A view from the lounge window. Apart of the flock of Goldfinches feeding in the garden. These are under the feeders below the grape vine.

When I counted these I was surprised how many there were on the ground, As this is just one of two feeding areas the total flock in the garden is now approaching 200.

Yesterday I managed an exciting trip to the pharmacist, and took the opportunity for a drive from Deal along the Ancient Highway.

 I noticed some lumps on the ground. While thousands of Red-legged Partridge infest the countryside, waiting for the unspeakable to blast them out of the sky, some native Grey Partridges keep their heads down, on Worth Marshes.

They are one of my favourites and we are lucky to see them regularly here.

Tuesday, 11 October 2016

The Last Hurrah!

After a very wet night there was some very nice sunshine today and it was great to see a couple of Red Admirals basking in the warmth, possibly their last opportunity this year.

The garden was buzzing with the calls of over 100 Goldfinches with Chaffinches and a few Bramblings and Greenfinches to supplement the seed eaters.

What interested me though were the odd glimpse of small warblers feeding among the leaves on the bigger trees. I reckon there were probably four, and as I got good enough views to identify each one in every case it turned out to be a Chiffchaff

There is no doubt that it is possible to get a rarer phyllosc here, I've seen both Yellow-browed and Pallas's Warblerrs within 300 meteres, but I'm still waiting here..

Monday, 10 October 2016

There's ants in the Lawn.

I have many faults, and one of them is hoarding rubbish. Sometimes it pays off. This old wall television "table" looked like it might have some use, and for about three years it has made a useful bird table, fixed to a large tree.
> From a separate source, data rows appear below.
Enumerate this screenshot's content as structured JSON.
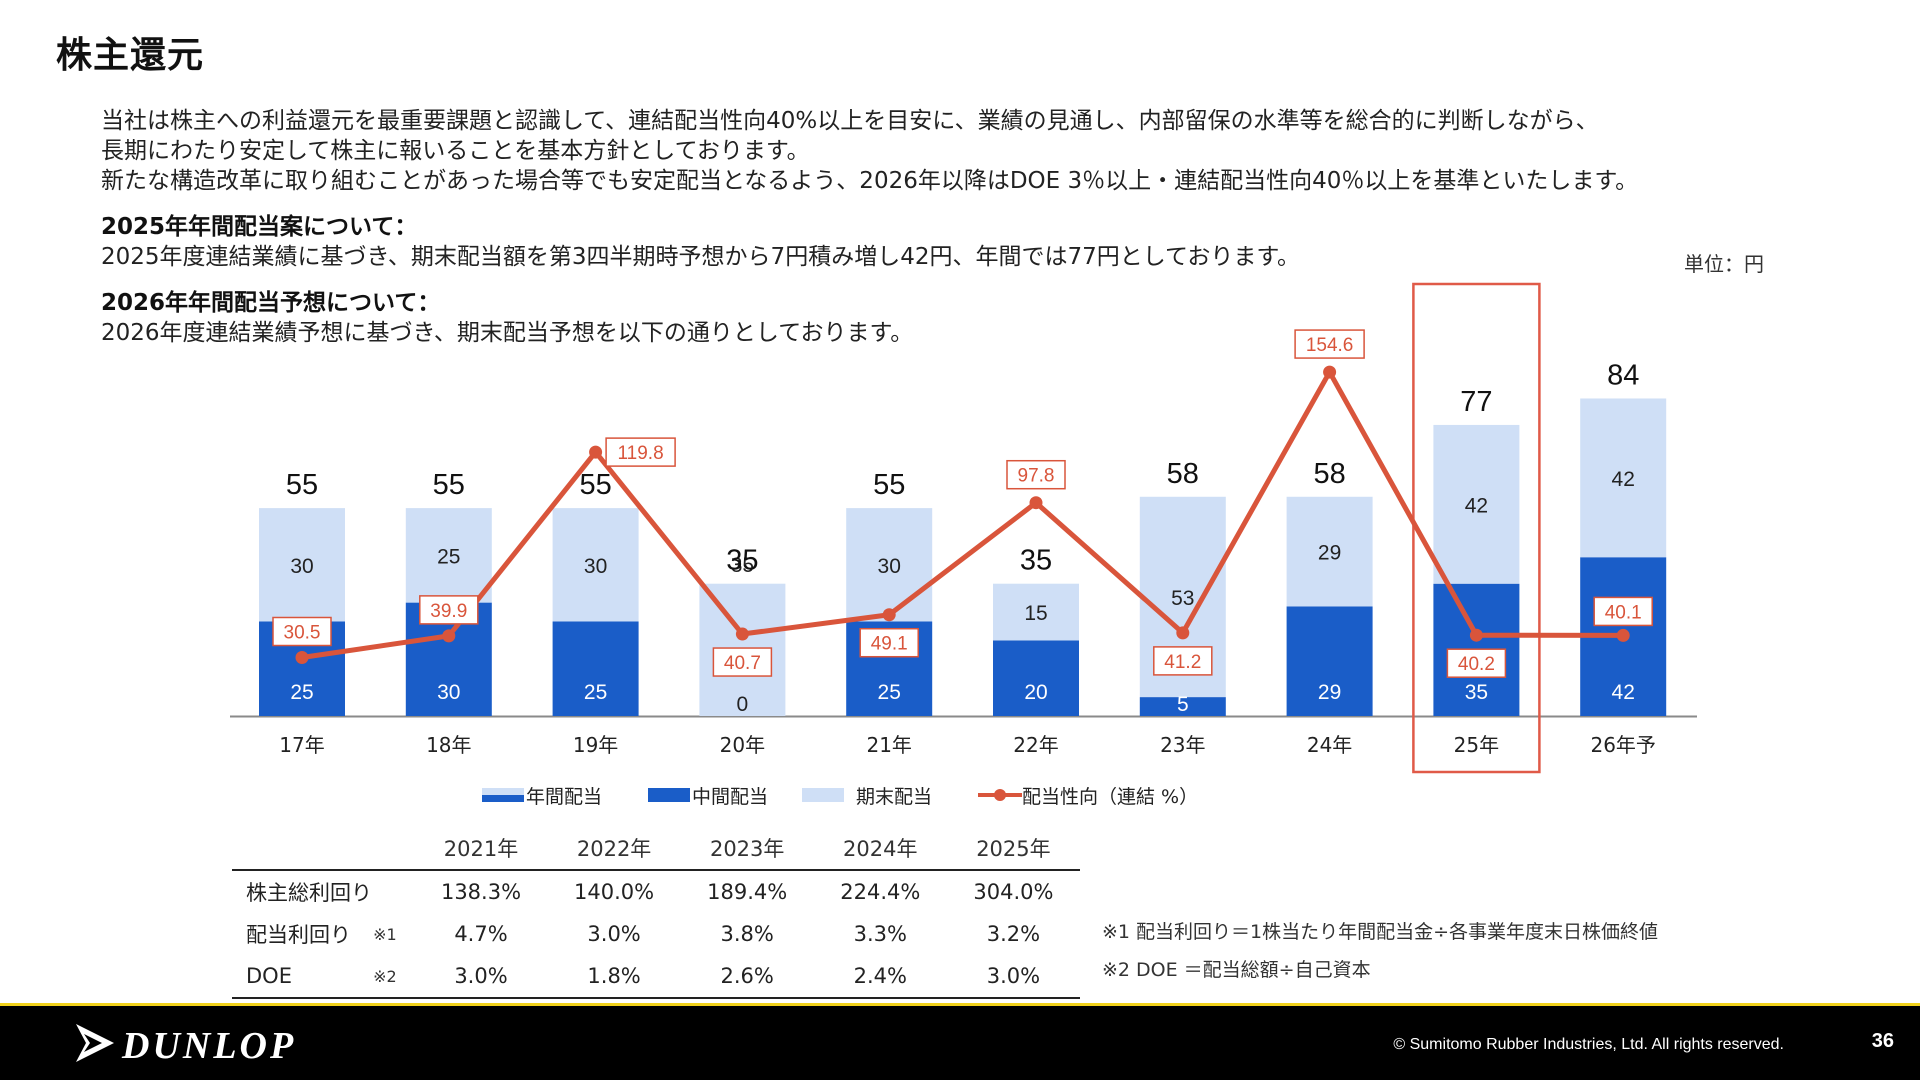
{
  "page_title": "株主還元",
  "intro": [
    "当社は株主への利益還元を最重要課題と認識して、連結配当性向40%以上を目安に、業績の見通し、内部留保の水準等を総合的に判断しながら、",
    "長期にわたり安定して株主に報いることを基本方針としております。",
    "新たな構造改革に取り組むことがあった場合等でも安定配当となるよう、2026年以降はDOE 3％以上・連結配当性向40％以上を基準といたします。"
  ],
  "section_2025": {
    "heading": "2025年年間配当案について：",
    "text": "2025年度連結業績に基づき、期末配当額を第3四半期時予想から7円積み増し42円、年間では77円としております。"
  },
  "section_2026": {
    "heading": "2026年年間配当予想について：",
    "text": "2026年度連結業績予想に基づき、期末配当予想を以下の通りとしております。"
  },
  "unit_label": "単位：円",
  "chart_data": {
    "type": "bar",
    "categories": [
      "17年",
      "18年",
      "19年",
      "20年",
      "21年",
      "22年",
      "23年",
      "24年",
      "25年",
      "26年予"
    ],
    "series": [
      {
        "name": "中間配当",
        "values": [
          25,
          30,
          25,
          0,
          25,
          20,
          5,
          29,
          35,
          42
        ]
      },
      {
        "name": "期末配当",
        "values": [
          30,
          25,
          30,
          35,
          30,
          15,
          53,
          29,
          42,
          42
        ]
      },
      {
        "name": "配当性向（連結 %）",
        "values": [
          30.5,
          39.9,
          119.8,
          40.7,
          49.1,
          97.8,
          41.2,
          154.6,
          40.2,
          40.1
        ]
      }
    ],
    "totals": [
      55,
      55,
      55,
      35,
      55,
      35,
      58,
      58,
      77,
      84
    ],
    "highlight_category": "25年",
    "colors": {
      "interim": "#1a5dc8",
      "final": "#cfdff6",
      "ratio": "#d9553b",
      "highlight": "#e05a48"
    }
  },
  "legend": {
    "annual": "年間配当",
    "interim": "中間配当",
    "final": "期末配当",
    "ratio": "配当性向（連結 %）"
  },
  "table": {
    "headers": [
      "2021年",
      "2022年",
      "2023年",
      "2024年",
      "2025年"
    ],
    "rows": [
      {
        "label": "株主総利回り",
        "note": "",
        "values": [
          "138.3%",
          "140.0%",
          "189.4%",
          "224.4%",
          "304.0%"
        ]
      },
      {
        "label": "配当利回り",
        "note": "※1",
        "values": [
          "4.7%",
          "3.0%",
          "3.8%",
          "3.3%",
          "3.2%"
        ]
      },
      {
        "label": "DOE",
        "note": "※2",
        "values": [
          "3.0%",
          "1.8%",
          "2.6%",
          "2.4%",
          "3.0%"
        ]
      }
    ]
  },
  "notes": [
    "※1 配当利回り＝1株当たり年間配当金÷各事業年度末日株価終値",
    "※2 DOE ＝配当総額÷自己資本"
  ],
  "footer": {
    "brand": "DUNLOP",
    "copyright": "© Sumitomo Rubber Industries, Ltd. All rights reserved.",
    "page_number": "36"
  }
}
It doesn't get used a lot, but I did notice, a year or so ago, that visiting Bramblings preferred to feed on it than on the ground. I put some seed on it and of course a Chaffinch tried it first. In the end I had four Bramblings feeding there.

It wasn't long before some of the flock Goldfinches found the seeds on the TV bird table, The flock is well over 100 now and as well as being very noisy they also get through a lot of seed.

I think this female Green Woodpecker must have found a good ants nest as it had it's head down most of the time I was watching it (about five minutes). As usual something, probably one of the clumsy Wood Pigeons landing with a thump, disturbed it and it flew to one of the trees.